Not every Alumni Platform is created equal, and when deploying a Corporate Alumni Solution to a global company, it needs to be as simple as possible for everybody - both company and the alumni. And it needs to deliver a customized, contextual and relevant experience based on each alumnus' prior position and role within the company.
For a company with 100,000 employees, an Alumni Platform delivering a Facebook-style feed experience - with 1-to-everyone messages - won’t work or provide value. This approach is too generic and noisy to generate value.
Each segment of your Alumni population that engages on the platform has a different expectation and purpose for being on the site, and a “one size fits all” Alumni Platform that attempts to serve everyone actually serves no one.
The more advanced Alumni Management solutions allow companies to harness information about Alumni and the business unit or industry they worked within, to provide a personal, micro experience that is both highly relevant while still providing them with access to all global functions.
Generating early success and prompt adoption of the Alumni Platform means providing an experience not only rich in value with deals, opportunities and other in-demand features, but also a forum shared with other alumni they know, respect and are glad to be sharing a network with.

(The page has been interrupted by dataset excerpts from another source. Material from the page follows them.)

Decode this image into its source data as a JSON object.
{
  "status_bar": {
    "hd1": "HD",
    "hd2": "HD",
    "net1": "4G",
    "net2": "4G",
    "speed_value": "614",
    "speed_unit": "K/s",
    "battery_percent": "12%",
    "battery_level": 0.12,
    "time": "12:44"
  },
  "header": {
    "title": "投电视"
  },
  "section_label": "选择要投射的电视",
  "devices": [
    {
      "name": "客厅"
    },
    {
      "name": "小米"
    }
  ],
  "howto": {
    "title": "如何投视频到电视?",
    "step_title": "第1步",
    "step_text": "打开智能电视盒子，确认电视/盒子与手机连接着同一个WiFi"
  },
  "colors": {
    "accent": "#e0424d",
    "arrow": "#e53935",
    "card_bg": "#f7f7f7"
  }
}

One of the mechanisms we've deployed to address this challenge is the ‘One Kitchen, Multiple Restaurants’ concept. It ensures we deliver a truly global and future-proofed Alumni Platform that companies can roll out in a phased and managed approach.
Importantly, the ‘one kitchen, multiple restaurants’ analogy offers options for handling large organizations with multiple:
Our solution means that you can have multiple ‘restaurants’ each with their own theme, name, dress code, cuisine, ordering system and management structure which, to a customer, look and feel totally unique. Or for some organizations, you may not want unique branding and functionality but do want localized management and content, much like a restaurant ‘franchise’ model. Both scenarios enable a large organization to deliver a valuable experience to the Alumni.
In the One Kitchen, Multiple Restaurants model, all 'restaurants' are following the same global business rules, centralizing all technologies, mitigating cross-over, and allowing for a single investment to run the best in class “back of house.'
In the context of an Alumni Platform, this translates as unified data security, data hygiene, business process and a single system of record and workflows.
We have seen this model working very successfully in a number of scenarios. For example:
A global consulting company with regional offices around the world, each running and acting independently, making their own purchasing decisions and responsible for their own staff recruitment, sales, and processes through their single business unit. However, the branch office is part of a global organization and operates under their guidelines and best practices.
The alumni solution maintains the same central branding and experience but allows regional offices to be on-boarded at their own pace and the solution expanded as part of a phased rollout. Each regional office sets their own micro-level policies – and alumni join via the sub-site – but together they are part of a global platform and have visibility into the rest of the organization.
A leading software company has multiple business units or lines of business including some recent acquisitions that operate in an independent, subsidiary-like fashion despite being part of the overall group. Whilst the global business may have been the name on the alumnus' pay slip, the employment relationship and affinity is with that sub-brand.
The alumni solution delivers custom and themed entrance pages for each business unit for employees to join, whether during off boarding or via the Alumni signup pages. Employees have a themed experience of the brand while still part of the global company, and access to all of the tools, directories and functionality. Alumni can be automatically joined to a specific group based on their cost center or other defined taxonomy.
A key function of this model of allowing chapters, subsidiaries or even countries to have their own regional alumni site, while still being part of the global organization, is the ability for each site to cater to their alumni based on what is important specifically within that region. Whether it be due to cultural requirements, specific staffing or practice areas, enabling micro-communities as part of a larger ecosystem makes it easier for your alumni to find their tribe, and leads to greater engagement.